Ellis: Both areas are benefiting from Raman, and the pharmaceutical industry is a notable example of increased awareness and adoption of the technique as a tool for manufacturing operations. The high specificity of Raman as a spectroscopic technique, coupled with the form factor of rugged and dedicated handheld Raman analyzers, have made it an ideal technique for checking materials in real time as they flow into and along processes. The robustness of both physical design (for example, rugged and portable handheld units) and software-for-purpose allow much lower reliance on the laboratory. It provides high confidence and can be implemented and managed with lower investment than some other techniques.

Fischer: Off-line quality control with Raman already plays an important role in many industrial fields. This can range from the analysis of the basic products with a handheld Raman spectrometer to the characterization of more complex structures with Raman imaging in a later stage of production. The types of industries can vary from chemical or pharmaceutical production to coating or thin-film manufacturers or even semiconductors. For on-line process monitoring highly sensitive Raman spectroscopy is a particularly powerful tool for chemical and photovoltaic production.

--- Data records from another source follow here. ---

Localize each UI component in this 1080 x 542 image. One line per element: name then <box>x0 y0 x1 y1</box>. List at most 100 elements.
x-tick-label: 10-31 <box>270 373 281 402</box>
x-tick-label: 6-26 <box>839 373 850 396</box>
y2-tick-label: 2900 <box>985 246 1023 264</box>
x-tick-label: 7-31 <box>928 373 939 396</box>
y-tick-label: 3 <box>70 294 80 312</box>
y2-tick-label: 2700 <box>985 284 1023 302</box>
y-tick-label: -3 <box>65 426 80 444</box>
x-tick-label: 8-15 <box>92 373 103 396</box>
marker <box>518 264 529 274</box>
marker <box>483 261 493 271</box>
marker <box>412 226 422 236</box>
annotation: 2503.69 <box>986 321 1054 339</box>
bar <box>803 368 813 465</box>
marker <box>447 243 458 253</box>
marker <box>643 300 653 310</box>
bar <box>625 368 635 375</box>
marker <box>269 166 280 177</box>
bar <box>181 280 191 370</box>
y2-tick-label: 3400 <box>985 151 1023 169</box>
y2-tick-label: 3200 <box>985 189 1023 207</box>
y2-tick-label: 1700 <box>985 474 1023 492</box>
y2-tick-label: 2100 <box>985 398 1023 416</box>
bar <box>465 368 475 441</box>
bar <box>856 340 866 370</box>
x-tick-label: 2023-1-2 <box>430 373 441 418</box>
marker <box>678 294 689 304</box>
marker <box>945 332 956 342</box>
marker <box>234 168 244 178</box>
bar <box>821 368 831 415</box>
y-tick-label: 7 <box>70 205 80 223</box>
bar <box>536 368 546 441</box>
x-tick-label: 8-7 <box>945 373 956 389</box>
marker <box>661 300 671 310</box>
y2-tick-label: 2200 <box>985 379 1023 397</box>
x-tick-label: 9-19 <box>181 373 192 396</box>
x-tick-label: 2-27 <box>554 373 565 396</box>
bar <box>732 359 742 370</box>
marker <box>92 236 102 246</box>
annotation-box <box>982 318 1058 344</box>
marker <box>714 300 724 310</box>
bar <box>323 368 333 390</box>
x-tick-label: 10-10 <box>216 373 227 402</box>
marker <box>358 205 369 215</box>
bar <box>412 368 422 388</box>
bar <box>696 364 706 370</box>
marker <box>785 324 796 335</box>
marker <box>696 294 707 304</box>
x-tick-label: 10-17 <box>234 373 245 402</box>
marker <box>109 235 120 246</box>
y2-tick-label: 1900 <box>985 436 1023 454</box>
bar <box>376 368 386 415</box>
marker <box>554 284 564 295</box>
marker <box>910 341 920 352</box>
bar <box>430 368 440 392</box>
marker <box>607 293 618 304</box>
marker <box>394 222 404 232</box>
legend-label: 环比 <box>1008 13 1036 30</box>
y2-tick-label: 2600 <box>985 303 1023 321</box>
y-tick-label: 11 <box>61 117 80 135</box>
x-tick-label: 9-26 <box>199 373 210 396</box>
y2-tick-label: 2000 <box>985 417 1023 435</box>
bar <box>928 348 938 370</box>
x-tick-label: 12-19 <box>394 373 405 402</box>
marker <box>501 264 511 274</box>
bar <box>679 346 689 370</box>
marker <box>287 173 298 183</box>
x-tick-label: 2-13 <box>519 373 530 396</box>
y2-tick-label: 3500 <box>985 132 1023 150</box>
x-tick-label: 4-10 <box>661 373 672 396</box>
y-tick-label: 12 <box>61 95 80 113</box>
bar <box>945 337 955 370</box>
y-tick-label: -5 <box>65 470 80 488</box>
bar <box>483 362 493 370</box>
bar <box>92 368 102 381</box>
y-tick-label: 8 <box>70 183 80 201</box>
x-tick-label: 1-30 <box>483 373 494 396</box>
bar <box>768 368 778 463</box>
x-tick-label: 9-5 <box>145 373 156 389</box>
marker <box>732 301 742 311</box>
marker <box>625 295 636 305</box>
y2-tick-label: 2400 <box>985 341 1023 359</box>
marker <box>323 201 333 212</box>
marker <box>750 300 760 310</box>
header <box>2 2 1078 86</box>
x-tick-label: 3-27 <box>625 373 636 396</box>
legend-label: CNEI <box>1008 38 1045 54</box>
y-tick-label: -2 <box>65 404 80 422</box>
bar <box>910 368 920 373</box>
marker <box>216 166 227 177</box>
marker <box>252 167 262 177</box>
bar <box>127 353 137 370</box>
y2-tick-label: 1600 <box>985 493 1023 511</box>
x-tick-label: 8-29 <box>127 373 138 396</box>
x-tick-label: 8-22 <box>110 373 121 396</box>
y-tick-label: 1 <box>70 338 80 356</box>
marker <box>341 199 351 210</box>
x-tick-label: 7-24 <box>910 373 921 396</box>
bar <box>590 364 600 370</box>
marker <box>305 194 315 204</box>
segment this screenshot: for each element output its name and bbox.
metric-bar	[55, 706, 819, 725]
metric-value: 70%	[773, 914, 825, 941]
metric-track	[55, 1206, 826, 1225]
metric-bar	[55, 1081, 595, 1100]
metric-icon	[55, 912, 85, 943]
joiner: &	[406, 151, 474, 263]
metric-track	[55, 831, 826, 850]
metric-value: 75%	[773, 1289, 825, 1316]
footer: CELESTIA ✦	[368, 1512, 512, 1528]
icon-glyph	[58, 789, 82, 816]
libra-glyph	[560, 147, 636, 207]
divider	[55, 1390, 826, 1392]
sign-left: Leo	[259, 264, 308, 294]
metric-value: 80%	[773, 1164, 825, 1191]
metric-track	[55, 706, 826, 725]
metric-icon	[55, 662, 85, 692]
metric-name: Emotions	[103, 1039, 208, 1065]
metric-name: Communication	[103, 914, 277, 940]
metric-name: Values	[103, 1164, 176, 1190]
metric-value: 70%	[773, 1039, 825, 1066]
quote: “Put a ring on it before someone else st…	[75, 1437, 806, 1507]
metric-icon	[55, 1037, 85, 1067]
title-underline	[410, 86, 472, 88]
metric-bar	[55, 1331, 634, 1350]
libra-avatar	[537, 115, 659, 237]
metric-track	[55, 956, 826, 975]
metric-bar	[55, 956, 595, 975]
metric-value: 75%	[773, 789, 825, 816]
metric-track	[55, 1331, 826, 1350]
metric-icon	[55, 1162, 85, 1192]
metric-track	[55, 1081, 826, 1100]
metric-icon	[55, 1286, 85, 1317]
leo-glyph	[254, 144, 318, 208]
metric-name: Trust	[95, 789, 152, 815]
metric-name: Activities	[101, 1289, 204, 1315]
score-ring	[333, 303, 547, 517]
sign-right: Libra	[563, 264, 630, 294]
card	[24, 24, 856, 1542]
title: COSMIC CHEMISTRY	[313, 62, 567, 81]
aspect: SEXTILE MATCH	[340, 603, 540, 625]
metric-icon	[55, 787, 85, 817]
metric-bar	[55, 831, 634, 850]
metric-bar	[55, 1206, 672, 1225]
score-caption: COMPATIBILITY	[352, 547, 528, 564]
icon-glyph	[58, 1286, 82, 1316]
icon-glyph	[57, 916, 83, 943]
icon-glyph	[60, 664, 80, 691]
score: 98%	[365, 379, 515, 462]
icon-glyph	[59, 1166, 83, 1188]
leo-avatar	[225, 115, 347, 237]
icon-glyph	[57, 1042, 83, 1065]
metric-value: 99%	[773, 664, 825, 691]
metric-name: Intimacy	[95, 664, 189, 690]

How can the Raman community help novice analytical chemists/spectroscopists with interpretive skills and experimental design?

Tuschel: I believe that there is a great need for individual mentoring of those new to Raman spectroscopy by those of us with years and even decades of experience. There is a great deal of craft in any of the scientific disciplines and it is acquired and developed over time. That fact has been recognized and incorporated in the mechanical trades with the practice of the apprenticeship working and studying under a journeyman. It is a practice that has its origins in the medieval guilds. No amount of automation or software can replace the judgment and interpretive skills that come with experience. We have a professional obligation to pass that on and develop it in others through individual mentoring.

Larsen: Continued development of Raman instrumentation will provide new methods for sample analysis. Our interaction with potential customers helps us to provide feedback to our engineers for hardware and software modifications to suit new experimental requirements. As well, the publication of research efforts by experienced Raman users can provide additional information for novice users of Raman spectroscopy.

Ellis: By not thinking in these terms anymore, when it comes to instrument and software design. Many traditional spectroscopists will still interpret data, optimize instrument performance by hand, and approach measurements with due care and discipline. These aren’t great options for many newer users who are experts in their applied fields, products, or processes and for whom Raman is a tool to get important answers — rather they’re barriers. New people coming online with Raman need the benefits of Raman but not the learning curve or overhead of what historically has been an advanced spectroscopic technique. One approach to Raman microscopy, for example, has borrowed heavily from what made FT-IR ubiquitous in analytical laboratories. By making instruments more self-managing and answer-focused without sacrificing high performance, the systems become much more accessible for analytical services, troubleshooting, defect analysis, and research in applied fields outside of analytical chemistry.

Fischer: From the standpoint of a Raman instrument manufacturer it is necessary to provide easy-to-use Raman systems guiding a new user clearly through an experiment but also providing advanced features once the user is more experienced. Integrated software for data evaluation also plays an important role in helping new users with challenges in the interpretation of the data.